Edie and Edie were once society women, kin to Jackie Kennedy. Yet the same fate that lifted some to royalty left them in ruin. Or so it seemed. Because ruin, too, can be a form of resistance. A story that refused to be rewritten, a life that refused to be palatable. Grey Gardens isn’t about sadness; it’s about survival. Not sanitized, but sacred. Not fixed, but fiercely lived.
There’s something deeply yogic about this. The Sanskrit word tapas means discipline, but it also means heat — the friction of transformation. These women, eccentric and strange, lived in that heat. They didn’t escape their suffering, but danced inside it. They created rituals from chaos. Costumes from scraps. Stories from silence. This is yoga, too.
And what of destiny? Edie Beale dreamed of Broadway, but ended up famous for a crumbling mansion and raccoon roommates. Does that mean she failed? Or does it mean that dharma isn’t always about the life we planned, but the life that insists on being lived? She didn’t get the stage she wanted, but she got the spotlight anyway. That’s grace, isn’t it? The kind that makes art from accident.

Even Jackie, the cousin from Camelot, couldn’t save them in the way we imagine. She fixed the roof but didn’t force a transformation. She didn’t fix their truth. You can even say she was there for them as they are. Sometimes compassion is allowing people to live their version of life without trying to make it tidy.
In yoga, we often say "let it be." But we don’t always mean it. We want stillness to be pristine, silence to be sweet. But real silence has texture. It has ghosts. It echoes with grief and laughter and the strange timeline of the soul. What Grey Gardens shows us is that beauty is not only what’s curated. Sometimes beauty is what remains when the performance ends.

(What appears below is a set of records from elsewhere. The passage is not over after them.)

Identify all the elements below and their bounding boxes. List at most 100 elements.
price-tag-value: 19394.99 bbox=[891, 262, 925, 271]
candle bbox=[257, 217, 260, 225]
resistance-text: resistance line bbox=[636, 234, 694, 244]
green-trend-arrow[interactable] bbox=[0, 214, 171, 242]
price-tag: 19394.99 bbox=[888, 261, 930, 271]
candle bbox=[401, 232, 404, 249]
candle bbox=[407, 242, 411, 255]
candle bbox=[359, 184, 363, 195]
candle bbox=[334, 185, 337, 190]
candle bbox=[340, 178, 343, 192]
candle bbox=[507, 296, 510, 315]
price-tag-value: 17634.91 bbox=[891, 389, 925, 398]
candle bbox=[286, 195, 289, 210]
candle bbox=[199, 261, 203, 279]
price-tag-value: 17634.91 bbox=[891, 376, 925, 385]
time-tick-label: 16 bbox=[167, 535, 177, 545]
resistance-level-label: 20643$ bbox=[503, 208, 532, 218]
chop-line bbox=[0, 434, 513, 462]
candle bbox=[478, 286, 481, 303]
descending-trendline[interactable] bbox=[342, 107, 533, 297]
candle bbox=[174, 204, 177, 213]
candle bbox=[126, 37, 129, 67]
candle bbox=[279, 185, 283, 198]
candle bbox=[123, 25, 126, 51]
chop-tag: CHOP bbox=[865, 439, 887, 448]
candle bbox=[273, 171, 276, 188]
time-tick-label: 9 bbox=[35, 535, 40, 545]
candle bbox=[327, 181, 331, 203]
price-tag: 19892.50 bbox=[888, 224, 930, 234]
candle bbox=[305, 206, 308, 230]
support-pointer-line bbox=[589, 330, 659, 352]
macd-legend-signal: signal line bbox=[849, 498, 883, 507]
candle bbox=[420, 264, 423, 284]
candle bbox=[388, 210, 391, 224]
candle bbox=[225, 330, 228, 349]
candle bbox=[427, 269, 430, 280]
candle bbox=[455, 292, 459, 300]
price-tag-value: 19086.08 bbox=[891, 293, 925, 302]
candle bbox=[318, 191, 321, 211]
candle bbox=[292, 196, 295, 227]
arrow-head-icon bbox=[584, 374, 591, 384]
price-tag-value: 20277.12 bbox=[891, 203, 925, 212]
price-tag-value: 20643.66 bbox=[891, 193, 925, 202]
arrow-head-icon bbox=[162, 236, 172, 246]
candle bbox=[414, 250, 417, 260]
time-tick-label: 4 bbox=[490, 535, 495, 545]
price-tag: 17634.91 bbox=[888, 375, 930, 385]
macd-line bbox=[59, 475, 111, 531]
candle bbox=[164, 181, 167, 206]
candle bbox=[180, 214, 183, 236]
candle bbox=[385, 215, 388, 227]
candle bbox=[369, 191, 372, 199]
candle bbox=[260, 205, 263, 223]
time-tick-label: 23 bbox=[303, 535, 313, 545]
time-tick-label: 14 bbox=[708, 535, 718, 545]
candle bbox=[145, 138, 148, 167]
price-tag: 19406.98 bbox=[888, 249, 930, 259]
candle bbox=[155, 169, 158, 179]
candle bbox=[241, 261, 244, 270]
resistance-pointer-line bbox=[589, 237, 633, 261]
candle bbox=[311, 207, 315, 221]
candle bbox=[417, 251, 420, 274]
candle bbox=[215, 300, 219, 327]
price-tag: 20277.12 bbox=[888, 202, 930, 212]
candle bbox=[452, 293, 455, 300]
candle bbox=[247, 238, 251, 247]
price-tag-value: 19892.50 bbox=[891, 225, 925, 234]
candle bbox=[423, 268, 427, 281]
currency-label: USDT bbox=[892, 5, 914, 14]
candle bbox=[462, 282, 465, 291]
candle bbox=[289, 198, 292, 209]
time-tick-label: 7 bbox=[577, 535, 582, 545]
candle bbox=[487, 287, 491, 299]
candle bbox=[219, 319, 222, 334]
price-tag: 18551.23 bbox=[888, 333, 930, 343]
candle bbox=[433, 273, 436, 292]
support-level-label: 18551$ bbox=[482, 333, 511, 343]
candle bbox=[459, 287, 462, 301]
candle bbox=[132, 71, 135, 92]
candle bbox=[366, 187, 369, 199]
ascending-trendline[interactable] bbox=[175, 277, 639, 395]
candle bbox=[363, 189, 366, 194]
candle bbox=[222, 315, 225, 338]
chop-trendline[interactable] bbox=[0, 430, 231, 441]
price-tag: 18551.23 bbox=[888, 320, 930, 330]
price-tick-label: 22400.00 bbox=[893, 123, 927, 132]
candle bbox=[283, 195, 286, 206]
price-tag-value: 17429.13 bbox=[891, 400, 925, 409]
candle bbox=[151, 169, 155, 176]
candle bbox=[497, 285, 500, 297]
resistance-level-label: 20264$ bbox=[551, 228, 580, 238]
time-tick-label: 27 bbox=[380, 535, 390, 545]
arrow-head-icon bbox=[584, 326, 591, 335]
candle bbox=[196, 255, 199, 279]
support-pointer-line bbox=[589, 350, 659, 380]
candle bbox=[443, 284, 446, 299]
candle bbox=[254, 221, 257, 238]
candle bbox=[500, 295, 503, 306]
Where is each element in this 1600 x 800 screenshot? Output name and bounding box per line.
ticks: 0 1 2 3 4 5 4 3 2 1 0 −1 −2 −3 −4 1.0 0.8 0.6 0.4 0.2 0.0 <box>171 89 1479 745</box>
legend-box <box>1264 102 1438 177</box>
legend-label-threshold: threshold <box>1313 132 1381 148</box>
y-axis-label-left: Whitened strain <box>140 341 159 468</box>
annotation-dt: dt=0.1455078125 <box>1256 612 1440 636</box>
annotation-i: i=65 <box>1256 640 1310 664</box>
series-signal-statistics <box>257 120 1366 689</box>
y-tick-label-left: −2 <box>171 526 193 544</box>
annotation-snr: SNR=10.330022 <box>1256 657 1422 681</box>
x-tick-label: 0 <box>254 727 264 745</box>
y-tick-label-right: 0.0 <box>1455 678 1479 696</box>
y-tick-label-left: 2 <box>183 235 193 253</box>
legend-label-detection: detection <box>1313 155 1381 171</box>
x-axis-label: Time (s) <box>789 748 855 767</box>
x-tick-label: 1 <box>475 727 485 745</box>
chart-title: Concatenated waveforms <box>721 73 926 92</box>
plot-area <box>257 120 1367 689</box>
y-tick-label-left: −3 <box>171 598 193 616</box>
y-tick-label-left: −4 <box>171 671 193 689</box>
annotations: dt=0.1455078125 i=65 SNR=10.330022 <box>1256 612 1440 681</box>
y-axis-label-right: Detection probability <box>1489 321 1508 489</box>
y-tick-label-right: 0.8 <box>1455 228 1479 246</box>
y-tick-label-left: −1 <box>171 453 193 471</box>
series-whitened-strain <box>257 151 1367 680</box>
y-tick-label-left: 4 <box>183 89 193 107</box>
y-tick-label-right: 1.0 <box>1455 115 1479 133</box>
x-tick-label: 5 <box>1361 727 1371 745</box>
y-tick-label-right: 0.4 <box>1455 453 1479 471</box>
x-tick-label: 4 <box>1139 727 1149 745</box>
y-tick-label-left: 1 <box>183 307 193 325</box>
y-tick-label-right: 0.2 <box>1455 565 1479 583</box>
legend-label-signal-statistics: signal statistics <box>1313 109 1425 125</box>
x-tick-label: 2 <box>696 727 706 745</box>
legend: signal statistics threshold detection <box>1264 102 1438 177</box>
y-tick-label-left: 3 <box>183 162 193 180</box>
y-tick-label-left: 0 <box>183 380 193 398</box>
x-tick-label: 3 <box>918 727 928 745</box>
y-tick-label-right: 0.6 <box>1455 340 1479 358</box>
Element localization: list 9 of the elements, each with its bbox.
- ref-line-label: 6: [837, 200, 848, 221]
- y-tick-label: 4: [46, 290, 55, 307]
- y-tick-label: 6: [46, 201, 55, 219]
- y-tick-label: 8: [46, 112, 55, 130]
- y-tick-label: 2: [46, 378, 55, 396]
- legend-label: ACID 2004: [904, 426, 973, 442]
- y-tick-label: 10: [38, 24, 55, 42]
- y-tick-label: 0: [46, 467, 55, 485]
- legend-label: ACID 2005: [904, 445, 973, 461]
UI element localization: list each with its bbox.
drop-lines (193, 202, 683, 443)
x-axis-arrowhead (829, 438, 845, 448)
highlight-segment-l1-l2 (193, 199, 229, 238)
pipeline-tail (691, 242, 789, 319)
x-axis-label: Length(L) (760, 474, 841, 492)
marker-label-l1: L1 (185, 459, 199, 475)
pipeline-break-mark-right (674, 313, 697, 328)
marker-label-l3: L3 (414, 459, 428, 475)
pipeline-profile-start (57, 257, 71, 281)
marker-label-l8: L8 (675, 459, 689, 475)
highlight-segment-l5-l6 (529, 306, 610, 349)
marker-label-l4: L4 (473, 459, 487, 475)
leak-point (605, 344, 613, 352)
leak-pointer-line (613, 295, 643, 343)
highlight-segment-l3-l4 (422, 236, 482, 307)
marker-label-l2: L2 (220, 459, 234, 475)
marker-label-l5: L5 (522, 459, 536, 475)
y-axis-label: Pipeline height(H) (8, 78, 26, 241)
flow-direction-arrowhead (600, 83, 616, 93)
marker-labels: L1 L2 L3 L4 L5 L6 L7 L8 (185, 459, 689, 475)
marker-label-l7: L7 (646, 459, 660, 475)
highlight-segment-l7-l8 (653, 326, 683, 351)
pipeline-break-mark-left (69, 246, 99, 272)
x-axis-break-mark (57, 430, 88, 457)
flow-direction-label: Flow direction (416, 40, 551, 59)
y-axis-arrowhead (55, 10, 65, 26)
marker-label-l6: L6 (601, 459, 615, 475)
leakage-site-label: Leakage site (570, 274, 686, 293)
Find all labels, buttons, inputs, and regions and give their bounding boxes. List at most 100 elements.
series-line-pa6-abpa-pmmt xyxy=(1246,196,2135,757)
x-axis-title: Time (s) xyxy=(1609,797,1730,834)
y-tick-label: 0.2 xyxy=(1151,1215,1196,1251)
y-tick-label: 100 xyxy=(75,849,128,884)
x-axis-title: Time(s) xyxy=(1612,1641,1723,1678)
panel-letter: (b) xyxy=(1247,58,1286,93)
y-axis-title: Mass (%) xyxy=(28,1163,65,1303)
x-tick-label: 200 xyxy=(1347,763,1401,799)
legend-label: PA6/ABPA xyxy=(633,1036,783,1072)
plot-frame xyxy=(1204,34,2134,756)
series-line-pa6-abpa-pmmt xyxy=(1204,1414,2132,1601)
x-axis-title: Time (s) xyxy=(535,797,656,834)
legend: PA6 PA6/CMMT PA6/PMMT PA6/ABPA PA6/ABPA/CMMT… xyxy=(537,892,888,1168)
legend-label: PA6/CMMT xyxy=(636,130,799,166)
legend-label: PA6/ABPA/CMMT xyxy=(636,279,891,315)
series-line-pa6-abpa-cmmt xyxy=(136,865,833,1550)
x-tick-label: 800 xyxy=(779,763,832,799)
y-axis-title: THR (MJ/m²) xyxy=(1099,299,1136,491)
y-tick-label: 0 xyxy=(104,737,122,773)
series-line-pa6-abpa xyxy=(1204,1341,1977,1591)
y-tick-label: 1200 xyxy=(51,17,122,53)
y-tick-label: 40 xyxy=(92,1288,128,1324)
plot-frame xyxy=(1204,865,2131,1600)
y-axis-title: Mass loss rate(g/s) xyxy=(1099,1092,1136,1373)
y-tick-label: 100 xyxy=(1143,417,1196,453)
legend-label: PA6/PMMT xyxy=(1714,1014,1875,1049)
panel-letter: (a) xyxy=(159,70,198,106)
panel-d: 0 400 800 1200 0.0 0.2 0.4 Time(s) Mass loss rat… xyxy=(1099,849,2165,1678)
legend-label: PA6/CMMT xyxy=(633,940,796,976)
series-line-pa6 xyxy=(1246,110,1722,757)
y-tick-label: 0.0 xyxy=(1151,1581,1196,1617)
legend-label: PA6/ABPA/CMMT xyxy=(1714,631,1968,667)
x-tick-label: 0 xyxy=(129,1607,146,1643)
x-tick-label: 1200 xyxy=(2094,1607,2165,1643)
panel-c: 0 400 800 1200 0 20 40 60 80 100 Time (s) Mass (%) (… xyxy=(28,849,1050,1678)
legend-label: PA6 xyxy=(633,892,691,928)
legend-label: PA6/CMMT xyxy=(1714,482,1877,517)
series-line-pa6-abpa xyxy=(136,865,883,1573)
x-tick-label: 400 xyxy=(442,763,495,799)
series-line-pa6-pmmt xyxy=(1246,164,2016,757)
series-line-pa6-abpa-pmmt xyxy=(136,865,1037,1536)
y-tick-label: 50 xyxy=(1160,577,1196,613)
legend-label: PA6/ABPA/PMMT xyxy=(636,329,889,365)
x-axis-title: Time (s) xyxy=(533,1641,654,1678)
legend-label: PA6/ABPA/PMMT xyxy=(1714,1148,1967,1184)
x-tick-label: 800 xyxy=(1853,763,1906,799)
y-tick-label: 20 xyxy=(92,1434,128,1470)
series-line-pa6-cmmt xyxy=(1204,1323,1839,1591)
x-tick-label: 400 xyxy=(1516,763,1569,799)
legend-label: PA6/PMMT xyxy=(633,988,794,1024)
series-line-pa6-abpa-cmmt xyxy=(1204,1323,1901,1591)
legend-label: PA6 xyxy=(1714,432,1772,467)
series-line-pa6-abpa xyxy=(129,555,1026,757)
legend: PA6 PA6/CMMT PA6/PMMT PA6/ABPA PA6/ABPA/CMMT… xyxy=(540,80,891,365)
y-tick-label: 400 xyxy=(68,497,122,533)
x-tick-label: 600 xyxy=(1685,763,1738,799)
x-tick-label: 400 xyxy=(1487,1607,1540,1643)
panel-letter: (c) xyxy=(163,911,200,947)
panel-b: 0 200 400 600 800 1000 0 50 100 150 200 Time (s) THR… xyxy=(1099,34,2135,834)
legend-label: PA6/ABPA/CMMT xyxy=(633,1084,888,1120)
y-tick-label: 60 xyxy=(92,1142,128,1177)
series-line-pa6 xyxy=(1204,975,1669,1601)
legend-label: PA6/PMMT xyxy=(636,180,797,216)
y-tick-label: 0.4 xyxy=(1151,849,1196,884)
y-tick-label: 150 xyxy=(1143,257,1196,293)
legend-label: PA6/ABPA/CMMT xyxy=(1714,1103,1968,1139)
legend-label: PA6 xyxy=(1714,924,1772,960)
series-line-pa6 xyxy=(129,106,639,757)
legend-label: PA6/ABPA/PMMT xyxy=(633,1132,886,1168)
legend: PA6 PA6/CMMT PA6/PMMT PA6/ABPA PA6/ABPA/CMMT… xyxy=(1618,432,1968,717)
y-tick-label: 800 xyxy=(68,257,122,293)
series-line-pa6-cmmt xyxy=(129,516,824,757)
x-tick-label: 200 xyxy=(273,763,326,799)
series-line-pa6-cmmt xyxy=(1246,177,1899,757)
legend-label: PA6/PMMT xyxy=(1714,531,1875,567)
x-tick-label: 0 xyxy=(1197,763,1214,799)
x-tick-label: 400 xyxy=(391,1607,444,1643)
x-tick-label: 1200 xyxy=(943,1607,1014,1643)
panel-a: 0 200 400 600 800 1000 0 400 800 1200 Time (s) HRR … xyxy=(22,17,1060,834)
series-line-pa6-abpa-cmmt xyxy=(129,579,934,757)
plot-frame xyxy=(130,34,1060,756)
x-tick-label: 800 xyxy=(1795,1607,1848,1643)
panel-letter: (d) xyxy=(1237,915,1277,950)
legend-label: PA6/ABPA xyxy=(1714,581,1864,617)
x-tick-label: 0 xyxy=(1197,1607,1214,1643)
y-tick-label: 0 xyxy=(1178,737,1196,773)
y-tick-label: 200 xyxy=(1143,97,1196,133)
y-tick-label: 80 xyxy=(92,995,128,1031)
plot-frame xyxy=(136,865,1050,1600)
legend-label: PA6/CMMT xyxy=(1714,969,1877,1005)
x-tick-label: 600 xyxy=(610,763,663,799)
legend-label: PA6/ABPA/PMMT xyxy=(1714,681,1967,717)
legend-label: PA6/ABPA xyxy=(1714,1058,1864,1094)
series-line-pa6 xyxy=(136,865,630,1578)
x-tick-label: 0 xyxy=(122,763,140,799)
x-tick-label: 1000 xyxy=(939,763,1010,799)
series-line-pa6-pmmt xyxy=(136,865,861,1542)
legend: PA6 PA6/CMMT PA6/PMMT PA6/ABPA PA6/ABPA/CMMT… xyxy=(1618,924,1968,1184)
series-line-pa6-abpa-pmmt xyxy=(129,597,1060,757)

And isn’t that what the body is, too? A home in disrepair, carrying stories, sorrows, spontaneous bursts of grace? We try to cleanse, align, tone, and tidy our physical forms. But the body, like the Beale estate, isn’t just a temple. It’s also a terrain of memory and mystery. To honor it is not always to fix it. Sometimes it’s simply to witness it.
As I write this, I remember a quote I heard recently: "Everyone’s life is awful. It’s just that we know our story in full detail and know very little about others." Maybe that sounds bleak, but I find it strangely comforting. Because if everyone suffers, maybe we don’t have to pretend. Maybe we can stop competing for who has it worst or best. Maybe we can simply meet one another where we are: a little broken, a little brilliant, and completely human.
So next time you unroll your mat or step into silence, bring your whole self. Not just the part that wants to grow. Bring the part that never made it. The part that’s still grieving. The part that wears skirts on their head and sings into the chaos. That part belongs too.
Your Dharma doesn’t need polish. Your life doesn’t need proof. Let it be art. Let it be enough.